The CSU has access to significantly lower cost of capital including:

  • Short and Medium term debt instruments (Commercial Paper, Floating or Fixed Rate Notes, Put Bonds, Direct Bank Loans)
  • Long Term Revenue Bonds, if needed.
The multi-use stadium is estimated to cost $250 million which will be financed by revenue bonds. The repayment of the revenue bonds will be covered by revenue generated by the facility (e.g., ticket revenue, facilities rental revenue, naming rights, sponsorships, donations.)
Much of the vertical development will be financed with ground leases to third party development partners through public-private partnerships.
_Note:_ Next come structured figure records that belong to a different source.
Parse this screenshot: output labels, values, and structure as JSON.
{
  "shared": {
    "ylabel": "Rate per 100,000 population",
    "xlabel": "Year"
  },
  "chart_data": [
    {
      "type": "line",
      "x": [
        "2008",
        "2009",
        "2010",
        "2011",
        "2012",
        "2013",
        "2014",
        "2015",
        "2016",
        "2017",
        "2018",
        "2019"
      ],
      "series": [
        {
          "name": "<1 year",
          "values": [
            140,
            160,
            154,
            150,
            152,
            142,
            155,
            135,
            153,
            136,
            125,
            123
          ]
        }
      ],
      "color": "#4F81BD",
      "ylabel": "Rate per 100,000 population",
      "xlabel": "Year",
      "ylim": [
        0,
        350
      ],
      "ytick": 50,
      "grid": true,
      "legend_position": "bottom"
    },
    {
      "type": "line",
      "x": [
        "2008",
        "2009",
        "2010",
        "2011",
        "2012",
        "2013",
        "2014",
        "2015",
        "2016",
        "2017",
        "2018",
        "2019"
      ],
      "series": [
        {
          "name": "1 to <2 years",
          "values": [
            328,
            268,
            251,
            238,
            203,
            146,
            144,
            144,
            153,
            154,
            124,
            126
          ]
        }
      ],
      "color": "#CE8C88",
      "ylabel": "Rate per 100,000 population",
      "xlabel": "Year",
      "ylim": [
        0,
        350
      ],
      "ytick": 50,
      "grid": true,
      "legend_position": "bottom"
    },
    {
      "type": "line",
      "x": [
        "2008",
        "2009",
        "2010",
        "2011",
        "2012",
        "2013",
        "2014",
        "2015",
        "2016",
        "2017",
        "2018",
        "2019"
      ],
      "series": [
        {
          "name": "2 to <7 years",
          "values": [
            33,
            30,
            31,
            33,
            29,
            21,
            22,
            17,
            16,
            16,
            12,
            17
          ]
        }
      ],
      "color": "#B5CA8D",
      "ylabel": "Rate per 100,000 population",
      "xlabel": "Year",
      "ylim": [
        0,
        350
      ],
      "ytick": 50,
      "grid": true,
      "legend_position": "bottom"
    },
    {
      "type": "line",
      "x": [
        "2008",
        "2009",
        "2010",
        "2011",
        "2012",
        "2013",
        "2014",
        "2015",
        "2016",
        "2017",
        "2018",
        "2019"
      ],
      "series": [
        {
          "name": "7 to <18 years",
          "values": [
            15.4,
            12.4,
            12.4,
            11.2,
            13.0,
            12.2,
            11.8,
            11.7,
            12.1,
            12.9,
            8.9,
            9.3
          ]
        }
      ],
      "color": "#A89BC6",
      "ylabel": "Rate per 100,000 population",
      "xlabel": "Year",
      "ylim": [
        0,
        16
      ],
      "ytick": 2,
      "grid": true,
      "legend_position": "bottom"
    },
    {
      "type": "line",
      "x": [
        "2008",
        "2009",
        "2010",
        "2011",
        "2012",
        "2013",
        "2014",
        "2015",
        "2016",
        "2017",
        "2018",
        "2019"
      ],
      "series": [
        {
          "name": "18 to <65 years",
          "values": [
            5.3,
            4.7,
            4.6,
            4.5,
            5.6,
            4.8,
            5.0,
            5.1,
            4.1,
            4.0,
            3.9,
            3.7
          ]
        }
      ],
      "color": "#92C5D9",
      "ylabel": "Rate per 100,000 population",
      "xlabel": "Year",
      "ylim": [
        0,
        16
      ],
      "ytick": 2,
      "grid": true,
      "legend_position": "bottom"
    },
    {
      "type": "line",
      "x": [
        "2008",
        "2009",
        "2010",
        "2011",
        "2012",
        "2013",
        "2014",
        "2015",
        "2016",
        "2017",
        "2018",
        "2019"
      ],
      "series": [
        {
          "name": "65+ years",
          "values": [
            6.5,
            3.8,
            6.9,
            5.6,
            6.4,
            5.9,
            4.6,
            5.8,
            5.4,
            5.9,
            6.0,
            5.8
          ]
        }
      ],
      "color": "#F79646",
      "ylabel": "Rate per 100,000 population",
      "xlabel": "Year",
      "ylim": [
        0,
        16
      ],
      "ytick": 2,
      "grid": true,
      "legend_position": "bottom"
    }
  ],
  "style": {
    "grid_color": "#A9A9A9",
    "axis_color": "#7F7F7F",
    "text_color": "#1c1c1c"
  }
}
Development partners will provide private financing to develop and construct residential units, the innovation campus, hotel and retail outlets. Public-private partnerships will allow the university to have access to new space without bearing the risk of financing, operations and maintenance of the buildings. The planned development schedule would begin in 2020 and is anticipated to take approximately 10-15 years for full build-out. Buildings would be occupied as they are constructed.

Contingencies are built in to every project financed through CSU revenue bonds (including ensuring a cushion in revenues well above the debt service/repayment and anticipation of interest rate increases before final financing of the project). Other campus and CSU revenues, not generated from tax dollars (state appropriations) and not tuition or student fee resources, can be used to make financing payments.

Student tuition and fees are not part of the contingency plan.

The CSU has never defaulted on a debt payment.

Yes. Because many of the new buildings in Mission Valley will be shared with private entities, they will generate property taxes based on possessory interests. Due to the anticipated length of the lease agreements, the tax revenue will be similar to standard property taxes.

Additionally, retail establishments and the hotels on the site will generate sales tax and transient occupancy tax (TOT) revenue for the City of San Diego.

SDSU has met with the Mayor to discuss next steps. We are both committed to an expeditious and fair process that benefits the City of San Diego, SDSU, and the region as a whole. SDSU looks forward to working with the Mayor and City Council to start negotiations in earnest in early 2019.